Buckle your seat-belts, cos I have news. Hmm… On second thoughts, this isn’t really the kind of news you can prepare for by buckling seat-belts. What was I thinking?
The breaking news from my side is that I have decided to take another shot at learning the guitar.
I expect all sorts of reactions from people about the news piece, different strokes from different folks, so to speak, but buckling seat-belts do not fall under the immediate reaction. So my bad, I guess. Expected reactions are more along these lines –
- From people who don’t know me at all –
- “Oh? That’s nice. Another wanna-be musician. Good luck to him.”
- From people who know my craze for music –
- “Wait a minute. He doesn’t know how to play the guitar?? Then what the hell was he doing carrying one around for all those years??”
- From people who have heard me pluck at the strings –
- “Wha??? No. Not again. The horror! The horr… sob sob sob…waaaaaaaaaaa” (stupid whiny prehistoric drama queens, the mumblemumble…)
- From my former roomie and guitar tutor, Nash –
- “Entamme!! Shut the door! Kill the lights! Jump ship. Hey, if anybody calls and asks for me, tell them… hmm… tell them I died last night.”
- From the batcave –
- “Holy dirty laundry, Batman”
- “Quick! To the batmobile!” (tada-dada-dada-dada…)
In short, I doubt if the larger population would take kindly to my new phase. It might be well in order that I give a sort of background to the whole thing. I am and have always been a rock music enthusiast. In fact, sometimes I think I can blame my hair loss to it.
“Yeah, I swear. One minute I was headbanging to Metallica, and the next thing I know, I won the Phil Collins lookalike contest. If only I hadn’t banged my head so hard…”
And I played a mean air guitar – the imaginary guitar you pretend to hold while listening to a good riff. But I never took classes on the instrument. I was thwarted from that attempt by a story surrounding my dad.

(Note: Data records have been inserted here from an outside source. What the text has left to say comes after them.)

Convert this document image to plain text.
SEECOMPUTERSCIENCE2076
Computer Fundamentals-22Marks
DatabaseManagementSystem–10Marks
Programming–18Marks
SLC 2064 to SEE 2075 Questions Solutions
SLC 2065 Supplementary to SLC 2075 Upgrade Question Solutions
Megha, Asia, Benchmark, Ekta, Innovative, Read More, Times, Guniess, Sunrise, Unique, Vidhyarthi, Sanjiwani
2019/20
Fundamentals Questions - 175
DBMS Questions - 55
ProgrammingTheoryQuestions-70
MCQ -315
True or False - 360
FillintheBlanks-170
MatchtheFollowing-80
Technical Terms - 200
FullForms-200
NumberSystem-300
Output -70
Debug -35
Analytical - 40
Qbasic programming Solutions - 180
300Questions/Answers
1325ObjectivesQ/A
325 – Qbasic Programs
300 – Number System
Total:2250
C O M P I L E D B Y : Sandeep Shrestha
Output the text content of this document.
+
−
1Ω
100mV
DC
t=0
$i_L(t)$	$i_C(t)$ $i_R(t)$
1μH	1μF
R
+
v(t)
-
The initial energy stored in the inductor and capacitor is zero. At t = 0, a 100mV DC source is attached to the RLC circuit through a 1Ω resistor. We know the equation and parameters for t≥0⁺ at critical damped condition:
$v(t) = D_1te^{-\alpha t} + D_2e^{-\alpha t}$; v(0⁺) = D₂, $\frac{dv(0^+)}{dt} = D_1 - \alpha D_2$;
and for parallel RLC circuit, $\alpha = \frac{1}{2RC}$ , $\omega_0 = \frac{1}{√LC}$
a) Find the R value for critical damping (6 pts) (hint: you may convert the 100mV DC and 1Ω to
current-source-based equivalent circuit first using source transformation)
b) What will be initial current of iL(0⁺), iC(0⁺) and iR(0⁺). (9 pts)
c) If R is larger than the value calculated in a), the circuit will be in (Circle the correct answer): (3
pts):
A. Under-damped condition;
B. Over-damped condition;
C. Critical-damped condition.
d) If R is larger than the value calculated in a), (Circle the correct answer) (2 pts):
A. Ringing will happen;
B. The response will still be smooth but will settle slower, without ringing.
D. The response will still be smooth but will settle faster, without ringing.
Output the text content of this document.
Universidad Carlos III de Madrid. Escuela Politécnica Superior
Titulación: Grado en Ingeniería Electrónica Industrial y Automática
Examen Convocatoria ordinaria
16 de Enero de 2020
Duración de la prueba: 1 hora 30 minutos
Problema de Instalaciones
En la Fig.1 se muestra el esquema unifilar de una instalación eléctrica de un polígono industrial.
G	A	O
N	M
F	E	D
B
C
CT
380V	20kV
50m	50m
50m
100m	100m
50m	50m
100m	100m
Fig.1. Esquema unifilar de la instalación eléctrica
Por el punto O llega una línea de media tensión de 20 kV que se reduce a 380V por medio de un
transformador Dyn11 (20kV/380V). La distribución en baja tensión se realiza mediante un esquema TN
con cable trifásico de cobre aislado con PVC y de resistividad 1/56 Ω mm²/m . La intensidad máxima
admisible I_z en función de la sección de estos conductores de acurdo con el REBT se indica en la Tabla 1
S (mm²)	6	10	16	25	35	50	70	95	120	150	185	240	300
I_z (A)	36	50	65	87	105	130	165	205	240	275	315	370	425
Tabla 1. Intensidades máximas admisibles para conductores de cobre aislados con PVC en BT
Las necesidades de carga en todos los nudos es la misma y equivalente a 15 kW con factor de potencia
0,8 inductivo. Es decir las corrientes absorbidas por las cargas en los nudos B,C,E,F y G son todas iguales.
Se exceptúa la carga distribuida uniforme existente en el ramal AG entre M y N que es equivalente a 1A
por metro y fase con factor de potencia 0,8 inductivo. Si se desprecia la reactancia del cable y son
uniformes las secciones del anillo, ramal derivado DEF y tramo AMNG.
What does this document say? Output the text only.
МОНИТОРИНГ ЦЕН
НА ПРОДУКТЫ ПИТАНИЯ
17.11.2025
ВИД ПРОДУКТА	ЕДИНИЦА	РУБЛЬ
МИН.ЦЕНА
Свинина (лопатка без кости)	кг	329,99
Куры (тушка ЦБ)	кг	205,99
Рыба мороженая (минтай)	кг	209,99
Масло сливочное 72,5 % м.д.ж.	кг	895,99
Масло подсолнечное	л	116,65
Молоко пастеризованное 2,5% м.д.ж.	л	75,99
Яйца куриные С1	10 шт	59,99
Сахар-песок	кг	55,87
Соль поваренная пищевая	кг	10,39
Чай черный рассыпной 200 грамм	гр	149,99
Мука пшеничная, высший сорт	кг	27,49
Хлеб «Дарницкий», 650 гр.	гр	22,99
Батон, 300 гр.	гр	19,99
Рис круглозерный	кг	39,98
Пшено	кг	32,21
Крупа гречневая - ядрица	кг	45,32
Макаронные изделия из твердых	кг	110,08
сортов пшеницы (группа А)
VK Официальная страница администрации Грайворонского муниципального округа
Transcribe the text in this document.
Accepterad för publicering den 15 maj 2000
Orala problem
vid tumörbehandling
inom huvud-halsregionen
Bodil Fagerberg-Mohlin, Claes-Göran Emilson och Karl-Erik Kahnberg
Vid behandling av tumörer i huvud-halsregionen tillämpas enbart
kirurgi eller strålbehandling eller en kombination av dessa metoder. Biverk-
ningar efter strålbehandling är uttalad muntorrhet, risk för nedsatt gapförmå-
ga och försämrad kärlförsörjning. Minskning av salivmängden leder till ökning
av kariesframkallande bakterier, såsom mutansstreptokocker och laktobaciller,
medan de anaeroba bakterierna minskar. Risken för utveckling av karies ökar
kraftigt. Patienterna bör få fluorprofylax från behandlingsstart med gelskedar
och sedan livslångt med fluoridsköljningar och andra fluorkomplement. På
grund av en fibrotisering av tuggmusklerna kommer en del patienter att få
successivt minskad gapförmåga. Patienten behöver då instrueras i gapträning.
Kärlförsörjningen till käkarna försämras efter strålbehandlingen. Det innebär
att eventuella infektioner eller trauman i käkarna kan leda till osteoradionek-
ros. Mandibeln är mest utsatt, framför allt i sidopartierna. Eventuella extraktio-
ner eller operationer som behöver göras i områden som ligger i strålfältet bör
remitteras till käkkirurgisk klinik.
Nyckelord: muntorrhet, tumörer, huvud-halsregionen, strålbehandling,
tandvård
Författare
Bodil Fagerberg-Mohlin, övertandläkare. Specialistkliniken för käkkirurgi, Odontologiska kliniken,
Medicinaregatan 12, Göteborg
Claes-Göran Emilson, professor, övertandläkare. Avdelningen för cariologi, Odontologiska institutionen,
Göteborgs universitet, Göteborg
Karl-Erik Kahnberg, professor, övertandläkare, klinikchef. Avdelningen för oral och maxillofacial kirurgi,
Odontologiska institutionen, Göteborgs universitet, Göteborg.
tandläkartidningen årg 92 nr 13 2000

My dad is pretty good on the guitar, as with most things. When I was young, people told me about how he cut his fingers on the strings when he started practicing. I had scary visions of my dad sporting tiny fountains of blood from his fingertips. The air guitar was good enough for me.
But the lure of the six stringed temptress was not subtle. I was getting surrounded by musicians, both amateurs and professional. And then I got Nash as my roommate. He kept drilling in the fact of how easy it is to learn the guitar. Oblivious to repercussions, he related his saga of how he coached himself from scratch.
In any case, the next time I went home, I sneaked away with my dad’s old guitar and started pestering Nash for classes. That wasn’t difficult. I let my pestering hours coincide with his sleeping hours. In effect, I held his sleep hostage.
To make a long story short, he hurriedly got married, kicked me out, and slept for around 20 days at a stretch to get over the phase.
So between groans and obscure references to the Geneva Convention Treaty, he taught me some of the basics. It didn’t take him long to regret it because my practice hours coincided with his sleeping hours yet again. And if you think it’s easy to catch your forty winks with some idiot with six strings and a plectrum making unseemly, arrhythmic noises throughout your slumber, then come on over – let me give you a free sample. To make a long story short, he hurriedly got married, kicked me out, and slept for around 20 days at a stretch to get over the phase.
And now…I’m back.
I told Nash about my re-entry day before yesterday… And yesterday… I SWEAR this is true – Nash called me up and told me his company is ‘sending him’ to America for a while in a week… I have to say… What a co-inky-dink!